The Number 10 'Sunday for Monday' story on burger chain McDonald's being given the go-ahead to offer A-levels led all the news bulletins in the morning and got widespread newspaper coverage too. 'McA-levels' was one of many headlines in almost universal positive coverage.
There will no doubt be some snobs ready to attack the Government for cuddling up to what is seen by many as the lowest form of fast-food chain and linking it to quality education. Significantly though, the Tories kept quiet - and it is easy to see why.
They know that in the polls they are well ahead in the AB social group, who would rather vote socialist than be seen in a McDonald's outlet. They are, though, neck and neck in the C2 skilled manual workers group, and absolutely nowhere in Labour's heartlands.
Attacking the Government's new skills policy, and by implication the popular food chain, would not go down well there. The Government scored a big hit, but it was an even bigger PR coup for McDonald's. The company is often attacked for serving up crap food, so being linked to a top higher education exam couldn't be better for its image.
The whole saga shows clearly why the Government, despite recent setbacks, still has the upper hand. Gordon Brown and his team can put forward policy proposals that can and will be implemented.
It was significant that the Cabinet minister behind the McDonald's scam was new work and pensions secretary James Purnell. Last week we were discussing how much he enjoyed the arts, media and sports job, which even gave him time to play golf.
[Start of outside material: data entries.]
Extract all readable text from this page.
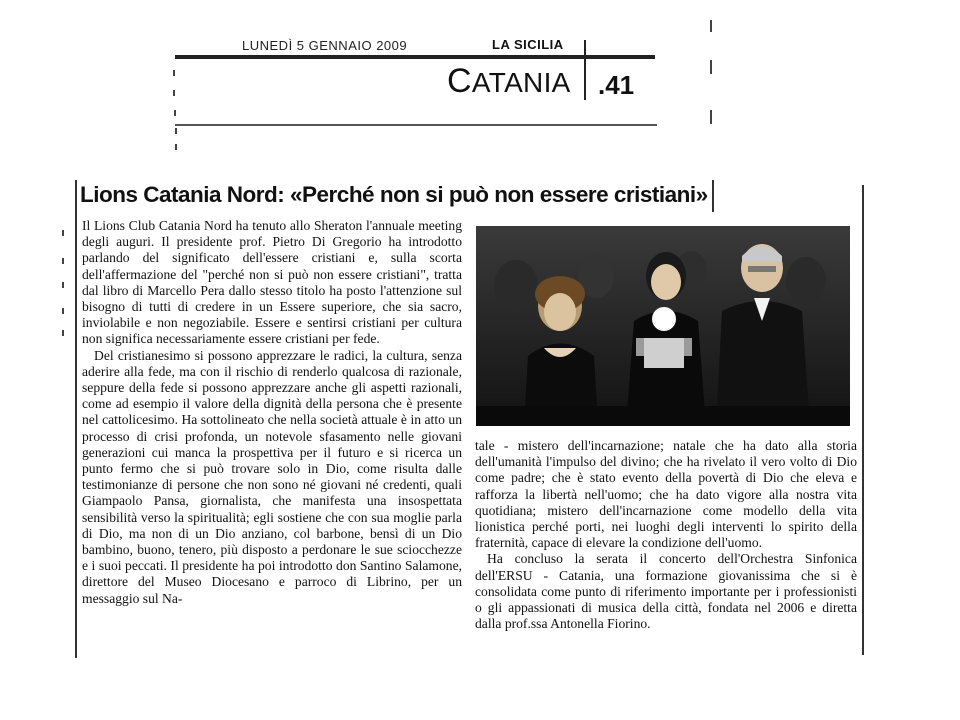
LUNEDÌ 5 GENNAIO 2009	LA SICILIA
CATANIA .41
Lions Catania Nord: «Perché non si può non essere cristiani»

Il Lions Club Catania Nord ha tenuto allo Sheraton l'annuale meeting degli auguri. Il presidente prof. Pietro Di Gregorio ha introdotto parlando del significato dell'essere cristiani e, sulla scorta dell'affermazione del "perché non si può non essere cristiani", tratta dal libro di Marcello Pera dallo stesso titolo ha posto l'attenzione sul bisogno di tutti di credere in un Essere superiore, che sia sacro, inviolabile e non negoziabile. Essere e sentirsi cristiani per cultura non significa necessariamente essere cristiani per fede.

Del cristianesimo si possono apprezzare le radici, la cultura, senza aderire alla fede, ma con il rischio di renderlo qualcosa di razionale, seppure della fede si possono apprezzare anche gli aspetti razionali, come ad esempio il valore della dignità della persona che è presente nel cattolicesimo. Ha sottolineato che nella società attuale è in atto un processo di crisi profonda, un notevole sfasamento nelle giovani generazioni cui manca la prospettiva per il futuro e si ricerca un punto fermo che si può trovare solo in Dio, come risulta dalle testimonianze di persone che non sono né giovani né credenti, quali Giampaolo Pansa, giornalista, che manifesta una insospettata sensibilità verso la spiritualità; egli sostiene che con sua moglie parla di Dio, ma non di un Dio anziano, col barbone, bensì di un Dio bambino, buono, tenero, più disposto a perdonare le sue sciocchezze e i suoi peccati. Il presidente ha poi introdotto don Santino Salamone, direttore del Museo Diocesano e parroco di Librino, per un messaggio sul Na-

tale - mistero dell'incarnazione; natale che ha dato alla storia dell'umanità l'impulso del divino; che ha rivelato il vero volto di Dio come padre; che è stato evento della povertà di Dio che eleva e rafforza la libertà nell'uomo; che ha dato vigore alla nostra vita quotidiana; mistero dell'incarnazione come modello della vita lionistica perché porti, nei luoghi degli interventi lo spirito della fraternità, capace di elevare la condizione dell'uomo.

Ha concluso la serata il concerto dell'Orchestra Sinfonica dell'ERSU - Catania, una formazione giovanissima che si è consolidata come punto di riferimento importante per i professionisti o gli appassionati di musica della città, fondata nel 2006 e diretta dalla prof.ssa Antonella Fiorino.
No golf for him now. Peter Hain may have been lost, but how much fresher and younger does the Cabinet look now? Not just Purnell, but Andy Burnham and Yvette Cooper promoted too. Who knows, by the time of the election we may even have our first female Chancellor of the Exchequer - and that would exert a huge pull on the women's vote.
Another advantage for the Government is that it can continue to 'steal' the Tories' best policies. The shadow chancellor was praised for his proposals on inheritance tax and chancellor Alastair Darling was derided for copying him.
But who is going to implement the new regime? When you inherit a million quid tax-free, it is Darling you will praise, not George Osborne.
No one story is ever a turning point, but 'McA-levels' brought the smile back to Downing Street faces - even more so with the revelations about the Derek Conway scandal.